William H. H. Keltner. The
paternal great-grandsire of William Henry Harrison Keltner was Henry
Keltner, one of four brothers who came from Germany to America in
early Colonial times and settled in Kentucky, in what came to be
known as Keltner Township. He spent his life there, a planter of
prominence and wealth. He had four sons who served in the long-fought
war for American independence. One of the four was William Keltner,
the father of J. C. C. Keltner, and grandfather of this subject. This
patriot, William Keltner, fought with General Jackson at the battle
of New Orleans, and he died in Dardanell, Arkansas, a prosperous
planter and mill owner.
William Henry
Harrison Keltner was born in Bonham, Fannin County, Texas, July 18,
1852, and is the son of J. C. C. Keltner, born in Kentucky in 1828.
In 1844 J. C. C. Keltner came from his native state to the Indian
Territory, where he worked for his father-in-law on one of his
plantations, and later he became overseer of his wife’s father’s
plantation, and in 1851 he married the daughter of Arnus Spring, his
employer. Crossing Red River in 1852, he resided in Bonham, Fannin
County, where W. H. H. Keltner was born. In that year he came back to
the Choctaw Nation, settling near Hugo, thence to near Atoka, and
finally to near Leon, Chickasaw Nation, and spent the remainder of
his life there, engaged in stock farming. He died there in the year
1910. He was captain of an Indian company of volunteers in 1861-5,
and was a staff officer in Gen. Joe Wheeler’s regiment throughout the
war. He was a member of the Church of Christ, and in politics was a
whig, but after the war became a democrat. He married Nancy E. E.

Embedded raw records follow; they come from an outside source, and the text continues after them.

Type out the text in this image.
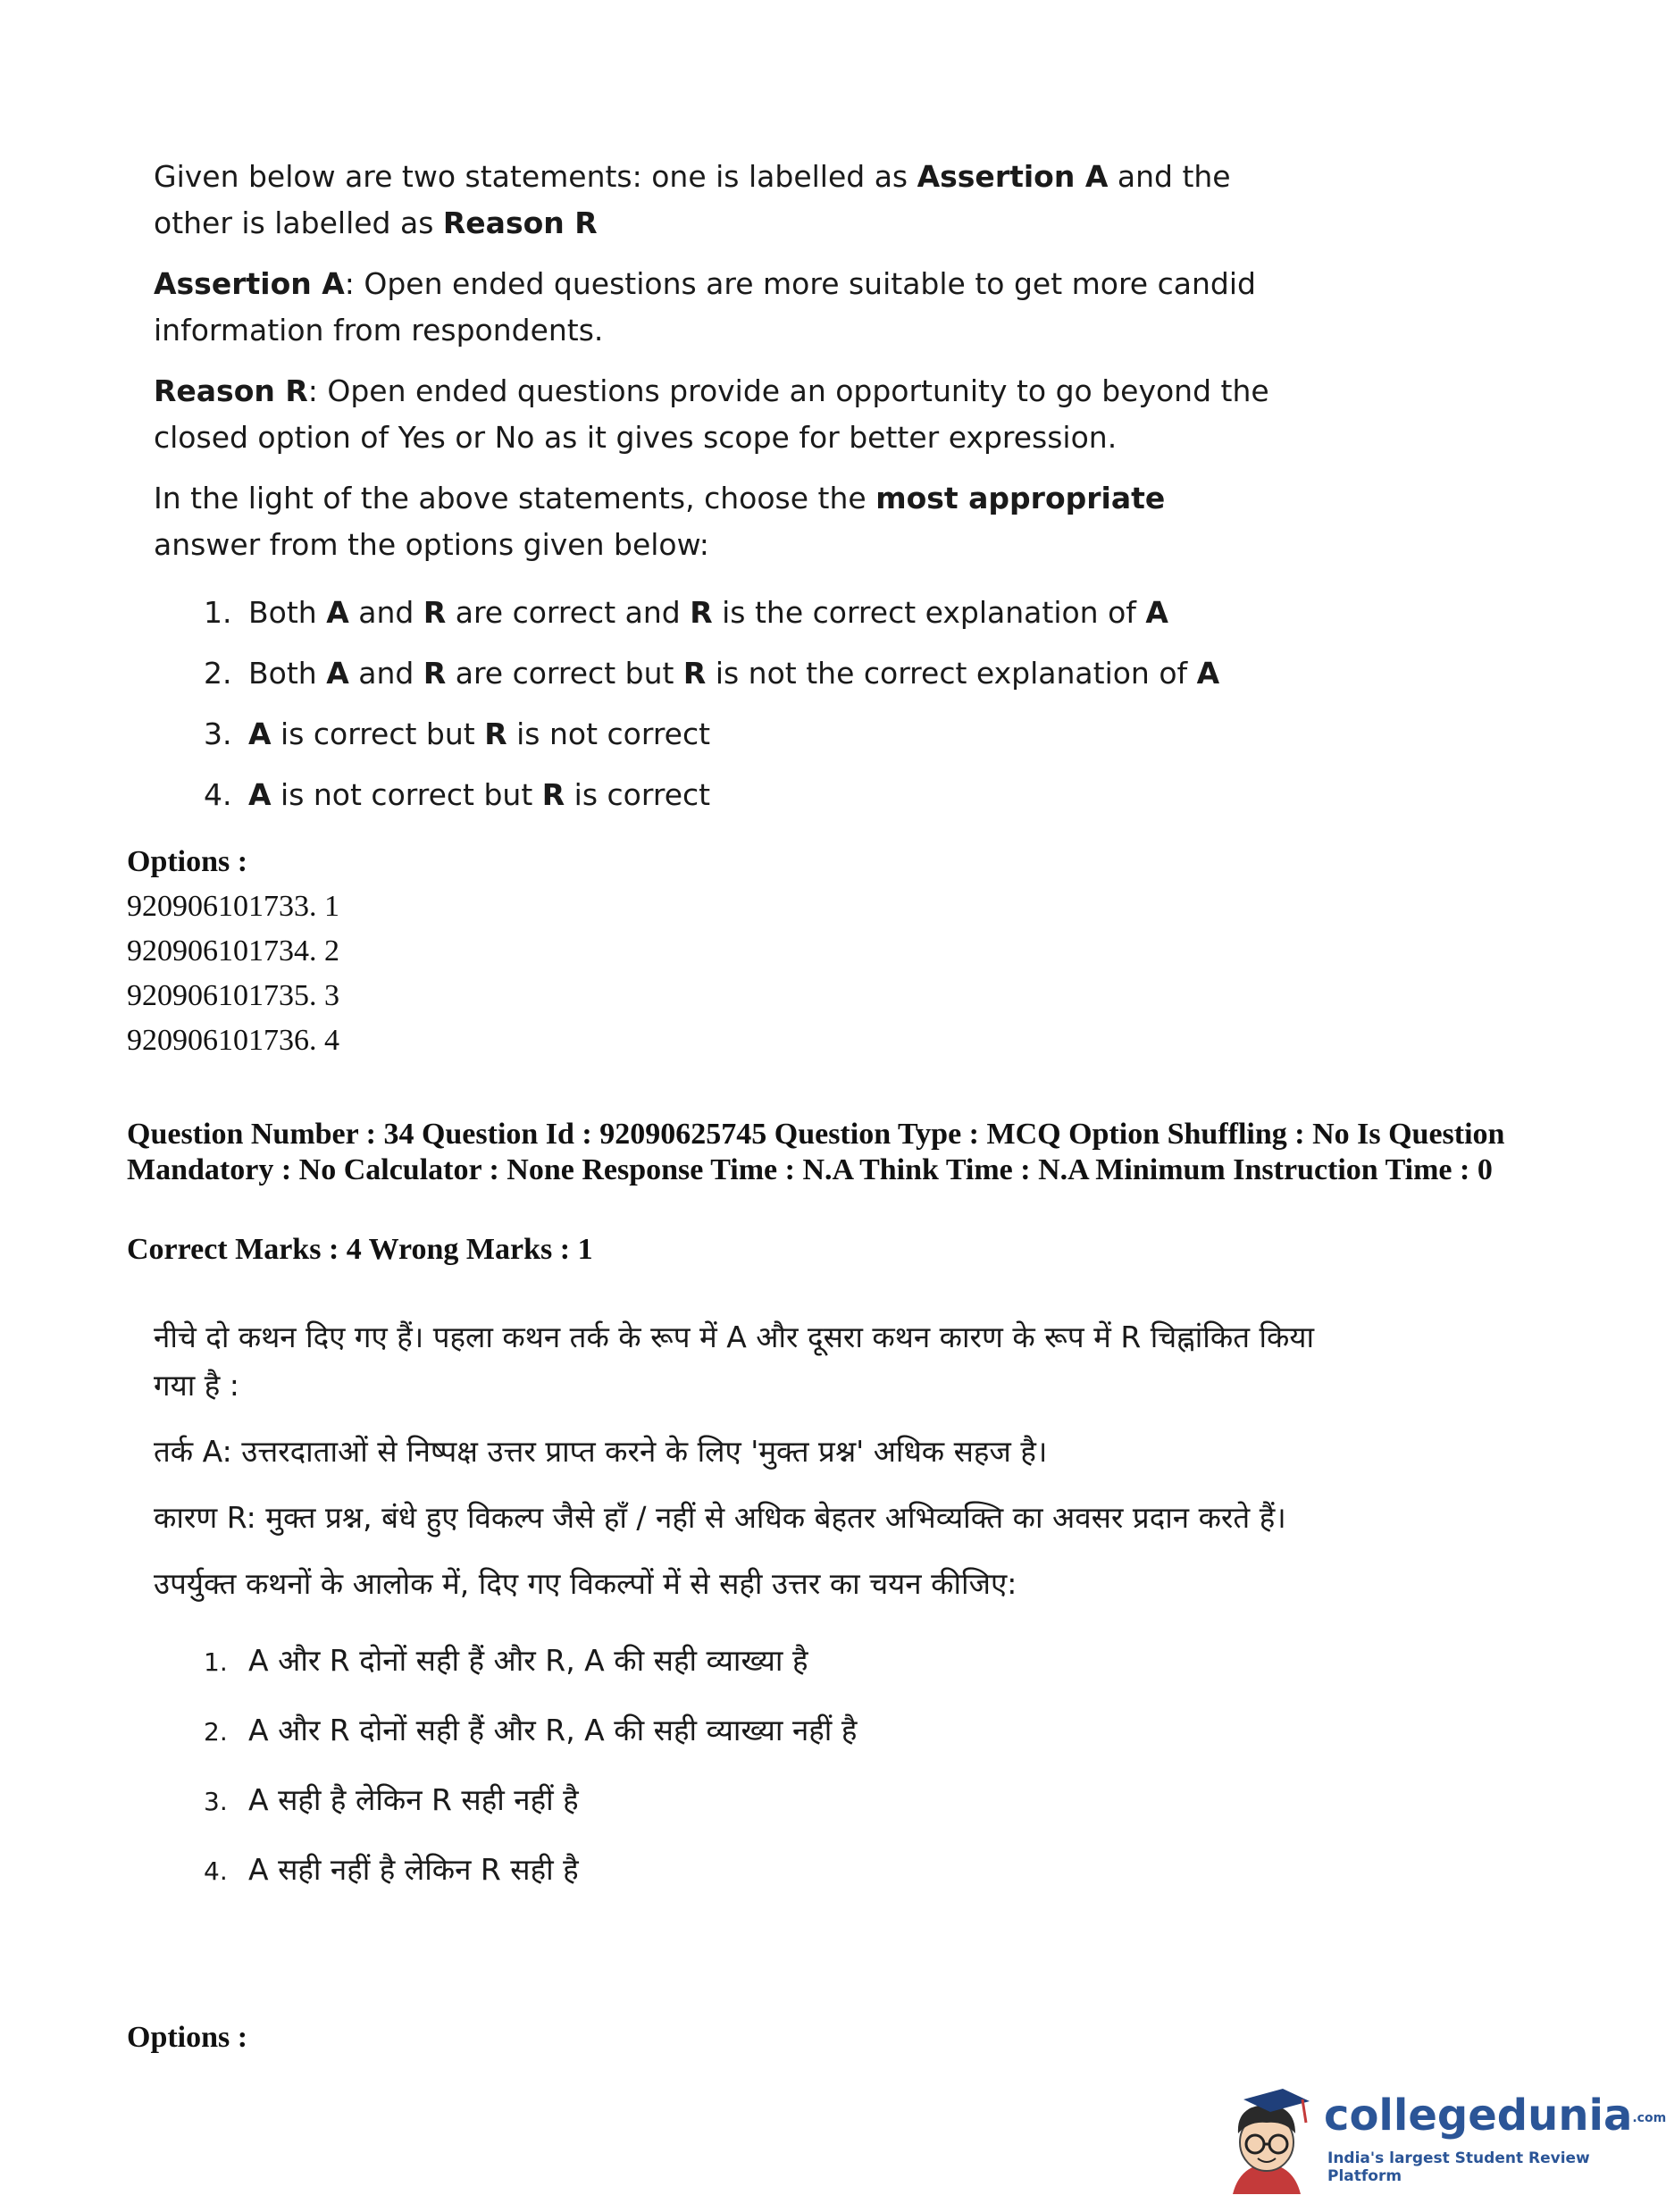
Given below are two statements: one is labelled as Assertion A and the other is labelled as Reason R

Assertion A: Open ended questions are more suitable to get more candid information from respondents.

Reason R: Open ended questions provide an opportunity to go beyond the closed option of Yes or No as it gives scope for better expression.

In the light of the above statements, choose the most appropriate answer from the options given below:

1. Both A and R are correct and R is the correct explanation of A
2. Both A and R are correct but R is not the correct explanation of A
3. A is correct but R is not correct
4. A is not correct but R is correct
Options :
920906101733. 1
920906101734. 2
920906101735. 3
920906101736. 4
Question Number : 34 Question Id : 92090625745 Question Type : MCQ Option Shuffling : No Is Question Mandatory : No Calculator : None Response Time : N.A Think Time : N.A Minimum Instruction Time : 0
Correct Marks : 4 Wrong Marks : 1

नीचे दो कथन दिए गए हैं। पहला कथन तर्क के रूप में A और दूसरा कथन कारण के रूप में R चिह्नांकित किया गया है :

तर्क A: उत्तरदाताओं से निष्पक्ष उत्तर प्राप्त करने के लिए 'मुक्त प्रश्न' अधिक सहज है।

कारण R: मुक्त प्रश्न, बंधे हुए विकल्प जैसे हाँ / नहीं से अधिक बेहतर अभिव्यक्ति का अवसर प्रदान करते हैं।

उपर्युक्त कथनों के आलोक में, दिए गए विकल्पों में से सही उत्तर का चयन कीजिए:

1. A और R दोनों सही हैं और R, A की सही व्याख्या है
2. A और R दोनों सही हैं और R, A की सही व्याख्या नहीं है
3. A सही है लेकिन R सही नहीं है
4. A सही नहीं है लेकिन R सही है
Options :
collegedunia.com
India's largest Student Review Platform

Spring, born in the Choctaw Nation, and a quarter-blood Indian. She
died in Wise County, Texas, and William H. H. Keltner was her only
child.
Mr. Keltner attended
the Spring Chapel School under the tutelage of Doctor Dabney, now a
resident of Sulphur, Oklahoma, and when he was sixteen years old he
left school and went to work as a cowpuncher, in which he continued
until 1874. However, in 1871-2 he found it possible to attend Oplaca
Academy, in Alabama, for about twenty months, which was a very
valuable addition to, what had been a somewhat meager education. When
he left
ranch work in 1874 he became a stake driver in a railroad engineering
camp, and in 1877, after three years of continuous work in that
line, he took a field position as a qualified civil engineer. He
followed that work through the Indian Territory, Texas, Louisiana and
Arkansas, until the year 1895. During those years he had been
accumulating farming lands, and in 1895 he retired from his
engineering work to his farm at Hickory, Pontotoc County, where he
remained until 1900. In that year he moved to his farm on Red River,
continuing there until 1912, when he moved to his farm at Reck,
Oklahoma, six miles south of the town of Wilson. This place of 600
acres is the present home of the family. Another valuable farming
property of Mr. Keltner’s is his Red River farm of 2,100 acres, and
he has title to 170 acres of lead and zinc lands in the Arbuckle
Mountains. Mr. Keltner also is interested in certain valuable oil
lands in the Healdton fields and in the Madill District as well.
It is perhaps
unnecessary to say that Mr. Keltner is a republican of the old
school. His name would carry that assurance with it, and it is safe
to assume that any man who signs himself William Henry Harrison would
vote the republican ticket. Mr. Keltner was a deputy marshal in the
Indian Territory, and he served on the election board in Love County
in 1911-12 and 1913. In 1876 he became an ordained minister in the
Church of Christ, and since that time he has devoted a good deal
of his time to the ministry. He is a
member of Leon Lodge No. 189, Independent Order of Odd Fellows.
In 1876 Mr. Keltner
was married at Pilot Point, Denton County, Texas, to Miss Susie
Potter, the daughter of Col. Zack Potter, a farmer, now deceased. He
was a colonel in the southern army, serving in a Missouri regiment
throughout the war.
Five children were
born of this union. Hattie May married John Moore, a farmer, and they
live in Hickory, Oklahoma. Nema Pearl married F. E. Kinney, and they
have their home in Durant, Oklahoma, where Mr. Kinney is a merchant.
J. Arthur lives in Madill, Oklahoma, and is engaged in the real
estate business, as well as giving some time to the ranching
business. Hazel is the wife of Oscar Babb, a Nebraska farmer. Ruby
married Walter Middleton, and they live in Chicago, where he is the
superintendent of an electric power plant.
The wife and mother
died in 1897 and in 1898 Mr. Keltner married in Stonewall, Oklahoma,
Miss Mattie Burns, the daughter of S. B. Burns, of LeFlore, Oklahoma.
She has borne him four children. They are named Goodwin, Neroli,
William H. H., Jr., and Wallace L. All of them are attending school
in Reck, where the family home is located.